This library is about helping you get your data easily and repeatably into Redshift, and it'll give you a little bit of sugar on top (e.g. convenience around managing files in s3, COPYing and LOADing directly to Redshift). aws_etl_tools
won't help you manage the dependencies of complex workflows, and it won't help you schedule jobs on instances or in containers. It WILL help you reduce the code needed to write those jobs, and it'll give you some standardization and auditability. This is especially useful if you are using Redshift to enable querying across lots of different data schemas from lots of different places, and if you are running batch jobs using python3 to get it there.
This library is relatively opinionated about how to send data to Redshift but not about where it's coming from. These opinions are what allow for the benefits of standardization. There are sources, and there are destinations.
This is is an object wrapping the context of where the data is going. Currently, there is only one that makes sense for this library, and it's RedshiftTable
. It's (1) the target Redshift database instance, (2) the name of the table, and (3) a uniqueness identifier. Let's go through each of these.

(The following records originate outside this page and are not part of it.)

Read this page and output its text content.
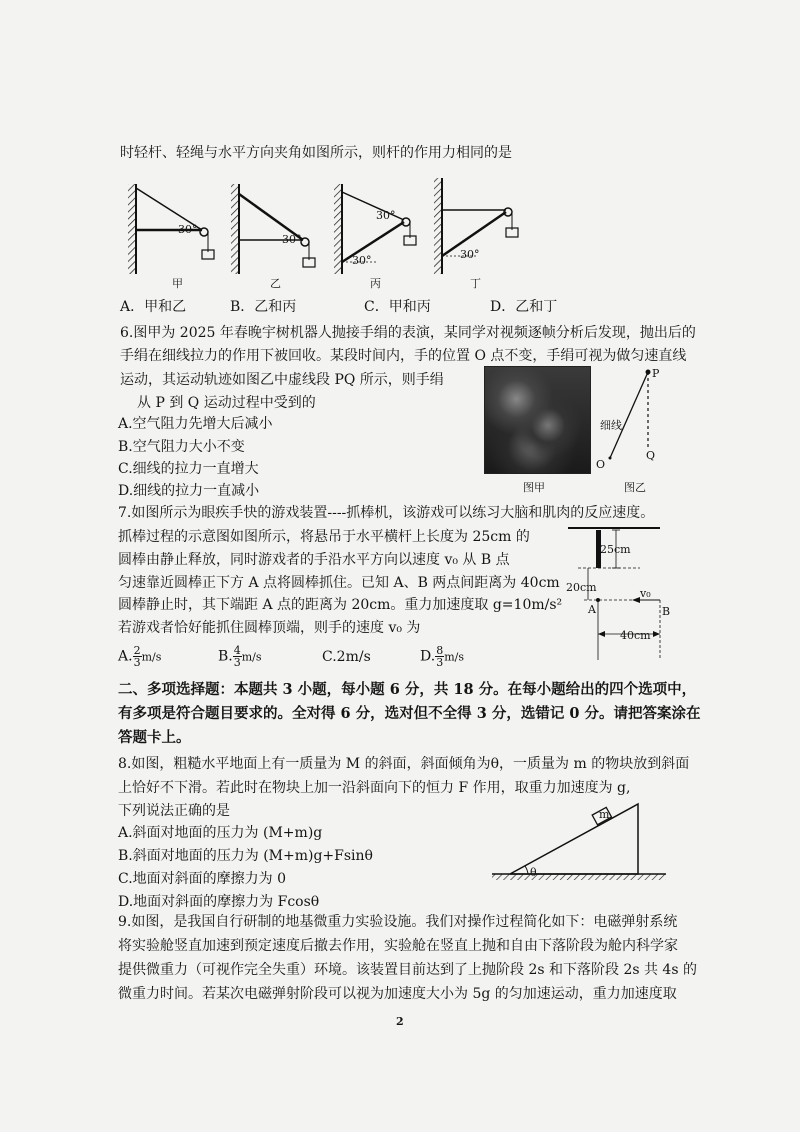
时轻杆、轻绳与水平方向夹角如图所示，则杆的作用力相同的是
30°
30°
30°
30°	30°
甲	乙	丙	丁
A．甲和乙	B．乙和丙	C．甲和丙	D．乙和丁
6.图甲为 2025 年春晚宇树机器人抛接手绢的表演，某同学对视频逐帧分析后发现，抛出后的
手绢在细线拉力的作用下被回收。某段时间内，手的位置 O 点不变，手绢可视为做匀速直线
运动，其运动轨迹如图乙中虚线段 PQ 所示，则手绢
从 P 到 Q 运动过程中受到的
A.空气阻力先增大后减小
B.空气阻力大小不变
C.细线的拉力一直增大
D.细线的拉力一直减小	图甲
P
细线
Q
O
图乙
7.如图所示为眼疾手快的游戏装置----抓棒机，该游戏可以练习大脑和肌肉的反应速度。
抓棒过程的示意图如图所示，将悬吊于水平横杆上长度为 25cm 的
圆棒由静止释放，同时游戏者的手沿水平方向以速度 v₀ 从 B 点
匀速靠近圆棒正下方 A 点将圆棒抓住。已知 A、B 两点间距离为 40cm
圆棒静止时，其下端距 A 点的距离为 20cm。重力加速度取 g=10m/s²
若游戏者恰好能抓住圆棒顶端，则手的速度 v₀ 为
25cm
20cm	v₀
A	B
40cm
A. $\frac{2}{3} m/s$	B. $\frac{4}{3} m/s$	C.2m/s	D. $\frac{8}{3} m/s$
二、多项选择题：本题共 3 小题，每小题 6 分，共 18 分。在每小题给出的四个选项中，
有多项是符合题目要求的。全对得 6 分，选对但不全得 3 分，选错记 0 分。请把答案涂在
答题卡上。
8.如图，粗糙水平地面上有一质量为 M 的斜面，斜面倾角为θ，一质量为 m 的物块放到斜面
上恰好不下滑。若此时在物块上加一沿斜面向下的恒力 F 作用，取重力加速度为 g,
下列说法正确的是
A.斜面对地面的压力为 (M+m)g
B.斜面对地面的压力为 (M+m)g+Fsinθ
C.地面对斜面的摩擦力为 0
D.地面对斜面的摩擦力为 Fcosθ
m
θ
9.如图，是我国自行研制的地基微重力实验设施。我们对操作过程简化如下：电磁弹射系统
将实验舱竖直加速到预定速度后撤去作用，实验舱在竖直上抛和自由下落阶段为舱内科学家
提供微重力（可视作完全失重）环境。该装置目前达到了上抛阶段 2s 和下落阶段 2s 共 4s 的
微重力时间。若某次电磁弹射阶段可以视为加速度大小为 5g 的匀加速运动，重力加速度取
2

The Redshift instance is a database class that wraps the credentials necessary to execute commands. You can instantiate one like this:
from aws_etl_tools.redshift_database import RedshiftDatabase
creds = {'database_name': 'my_db'
'username': 'admin'
'password': 'PASSWORD'
'host': 'amazon.redshift.db.com'
'port': 5439}
my_db = RedshiftDatabase(creds)
If you're going to be loading the same database a lot, we recommend subclassing this object and adding your own logic. For example, if you have an application that can run against a staging and a production environment, it might be a good idea to add the concept of an environment
to your database abstraction. We do this at Shopkeep.

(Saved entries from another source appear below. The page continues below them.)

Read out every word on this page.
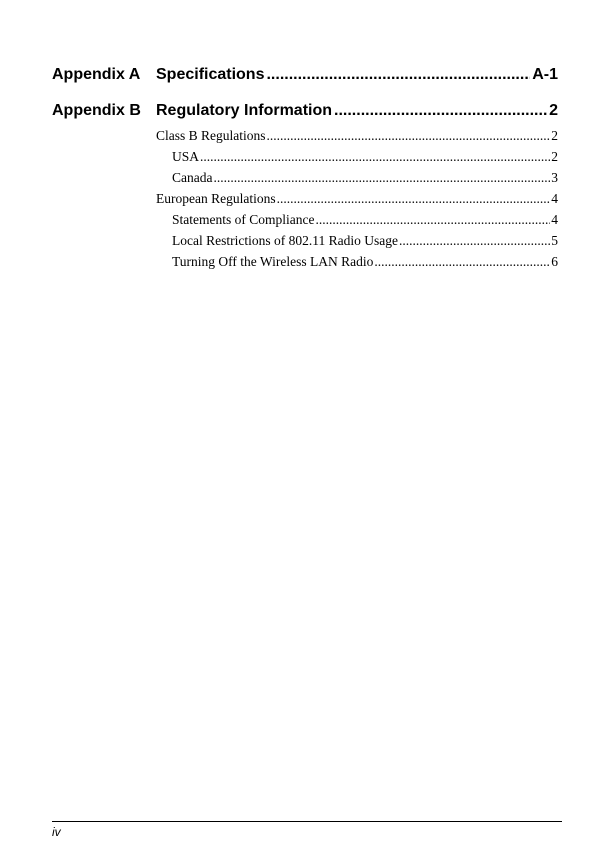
Appendix A Specifications .....	A-1
Appendix B Regulatory Information .....	2
Class B Regulations .....	2
USA .....	2
Canada .....	3
European Regulations .....	4
Statements of Compliance .....	4
Local Restrictions of 802.11 Radio Usage .....	5
Turning Off the Wireless LAN Radio .....	6
iv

The name of the table must explicitly include the schema: e.g. public.user_events
The uniqueness identifier is a tuple of the columns in your table that will be used for overwriting data that's already there. In many cases, this would be a composite primary key if Redshift allowed you to have one. For performance reasons, you might want to upsert on something other than your logical primary key based on distribution and sort keys that you have set up. The base upserting logic will use these values in your data to upsert (last-write-wins) to the target table.
For a lot of the higher level functionality of this library (e.g. all the cool source -> destination stuff), you'll need to set an S3_BASE_PATH in the config, so aws_etl_tools
can handle shuttling the data through S3 on its way to Redshift. The easiest way to do this is to set an environment variable on the instance / container or to do it yourself just before you import the library:
import os
os.environ['AWS_ETL_TOOLS_S3_BASE_PATH']='s3://ye-bucket/this/is/where/we/work'
import aws_etl_tools
You could also set it directly on the config object like this:
from aws_etl_tools import config
config.S3_BASE_PATH = 's3://ye-bucket/this/is/where/we/work'
If you don't do this, you'll get a helpful error message.
There are several of these which can be found in aws_etl_tools/redshift_ingest/sources.py
. Let's dive into some. If you check the code, you'll notice that many of them call others.
Let's imagine you have a list of tuples of data that you'd like to upsert to Redshift. Here's how you might do this:
source_data = [(5, 'skittles'), (6, 'eminems'), (7, 'snickers')]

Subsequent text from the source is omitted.